In my opinion there was plainly in fact no such inconsistency. What was alleged to be an inconsistency was the finding of guilt on one count, while at the same time two other counts were dismissed. But all three counts arose from the same fundamental allegation of malingering, and it was entirely appropriate not to record three separate convictions for what was in substance the one offence.

There is simply no evidence on which it could be concluded that reasons were not in fact given, and the point was not previously suggested, although quite detailed evidence was put before the Chief Justice. Had the point been relied upon, I have no doubt that an affidavit would have been filed making the assertion that no reasons were given. On what was suggested before His Honour it is not now disputed that the decision he reached was inevitable.

In those circumstances I would dismiss the appeal with costs.

MR JUSTICE TOMPKINS

I agree that the appeal should be dismissed for the reasons that have been stated by Mr. Justice Burchett. I should perhaps recall that Mr. Edwards acknowledged that, although he said paragraphs 1 to 17 of the Statement of Claim should remain, all the remaining paragraphs of the Statement of Claim did not disclose grounds for judicial review, save the general paragraph 25.
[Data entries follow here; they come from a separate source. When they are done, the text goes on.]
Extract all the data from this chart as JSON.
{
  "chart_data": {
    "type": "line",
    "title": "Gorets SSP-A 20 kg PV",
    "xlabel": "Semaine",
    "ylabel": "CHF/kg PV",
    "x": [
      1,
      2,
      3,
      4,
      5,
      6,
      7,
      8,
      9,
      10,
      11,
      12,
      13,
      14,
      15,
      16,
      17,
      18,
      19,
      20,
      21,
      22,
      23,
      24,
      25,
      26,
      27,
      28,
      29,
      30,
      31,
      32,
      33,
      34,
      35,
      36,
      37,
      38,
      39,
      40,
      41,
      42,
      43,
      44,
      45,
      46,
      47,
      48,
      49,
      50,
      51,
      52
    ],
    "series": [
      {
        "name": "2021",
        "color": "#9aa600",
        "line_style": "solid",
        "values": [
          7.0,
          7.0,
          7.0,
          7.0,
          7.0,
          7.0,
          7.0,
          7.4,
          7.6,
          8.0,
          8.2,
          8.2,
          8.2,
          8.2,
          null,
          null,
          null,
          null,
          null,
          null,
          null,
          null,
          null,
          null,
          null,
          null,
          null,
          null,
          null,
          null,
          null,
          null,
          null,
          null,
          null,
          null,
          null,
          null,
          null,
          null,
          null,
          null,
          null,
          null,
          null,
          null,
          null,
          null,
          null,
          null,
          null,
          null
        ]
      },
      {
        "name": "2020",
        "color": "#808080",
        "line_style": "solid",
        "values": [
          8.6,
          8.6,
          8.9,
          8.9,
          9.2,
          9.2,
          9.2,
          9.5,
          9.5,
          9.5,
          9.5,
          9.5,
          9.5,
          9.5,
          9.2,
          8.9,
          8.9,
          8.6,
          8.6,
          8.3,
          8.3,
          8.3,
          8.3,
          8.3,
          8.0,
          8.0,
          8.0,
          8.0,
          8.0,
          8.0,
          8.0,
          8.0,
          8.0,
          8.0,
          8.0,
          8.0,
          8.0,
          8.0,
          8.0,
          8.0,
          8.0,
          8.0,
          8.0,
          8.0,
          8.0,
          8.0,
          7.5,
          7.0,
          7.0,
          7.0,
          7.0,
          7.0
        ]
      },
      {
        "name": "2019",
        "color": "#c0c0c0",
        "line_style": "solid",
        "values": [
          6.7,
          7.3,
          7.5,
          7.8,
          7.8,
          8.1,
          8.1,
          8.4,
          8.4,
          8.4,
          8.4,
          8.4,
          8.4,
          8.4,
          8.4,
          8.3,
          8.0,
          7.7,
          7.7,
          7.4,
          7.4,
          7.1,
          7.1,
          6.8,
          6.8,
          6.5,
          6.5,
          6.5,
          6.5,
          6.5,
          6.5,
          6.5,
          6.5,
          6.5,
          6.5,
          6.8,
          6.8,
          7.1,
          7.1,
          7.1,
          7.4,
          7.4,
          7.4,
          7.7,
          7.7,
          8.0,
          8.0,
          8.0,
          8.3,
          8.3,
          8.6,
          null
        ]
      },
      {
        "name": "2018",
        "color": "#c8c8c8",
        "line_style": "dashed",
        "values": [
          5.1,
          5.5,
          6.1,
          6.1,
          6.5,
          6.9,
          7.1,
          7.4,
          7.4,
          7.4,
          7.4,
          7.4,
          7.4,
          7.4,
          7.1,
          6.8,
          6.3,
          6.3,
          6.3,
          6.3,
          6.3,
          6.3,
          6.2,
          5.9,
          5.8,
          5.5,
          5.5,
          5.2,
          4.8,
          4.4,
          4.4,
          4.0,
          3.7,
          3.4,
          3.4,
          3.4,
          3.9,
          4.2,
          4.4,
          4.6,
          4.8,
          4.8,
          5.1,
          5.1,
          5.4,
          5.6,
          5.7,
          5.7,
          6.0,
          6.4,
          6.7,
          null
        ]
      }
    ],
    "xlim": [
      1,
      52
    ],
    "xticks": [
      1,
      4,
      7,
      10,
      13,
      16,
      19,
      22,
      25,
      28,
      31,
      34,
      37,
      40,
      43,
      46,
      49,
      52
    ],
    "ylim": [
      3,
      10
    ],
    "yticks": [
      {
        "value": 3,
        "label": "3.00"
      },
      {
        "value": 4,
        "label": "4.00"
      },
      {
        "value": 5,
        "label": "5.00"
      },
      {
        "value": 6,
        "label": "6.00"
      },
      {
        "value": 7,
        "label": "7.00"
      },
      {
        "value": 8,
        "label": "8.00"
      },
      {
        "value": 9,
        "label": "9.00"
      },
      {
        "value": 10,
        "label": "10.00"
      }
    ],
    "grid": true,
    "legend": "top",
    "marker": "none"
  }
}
At the hearing of the appeal all that remained was the cause of action or at least the grounds of review set out in paragraphs 16 and 17. For the reasons that have been expressed I am satisfied that those did not provide any proper grounds for an application for review, so the proceedings were correctly struck out.

The Appellant is left to his remedy of appeal under Section 49 of the Act. Although I note that any notice of appeal to the Prime Minister must be given within 21 days, the Prime Minister has power to extend the time for lodging the appeal. Whether that time should be extended, if an application were made, would of course be a matter for the Prime Minister.

MR. JUSTICE MARLING

I agree with what my brothers have said, and the order of the Court is that the appeal is dismissed with costs.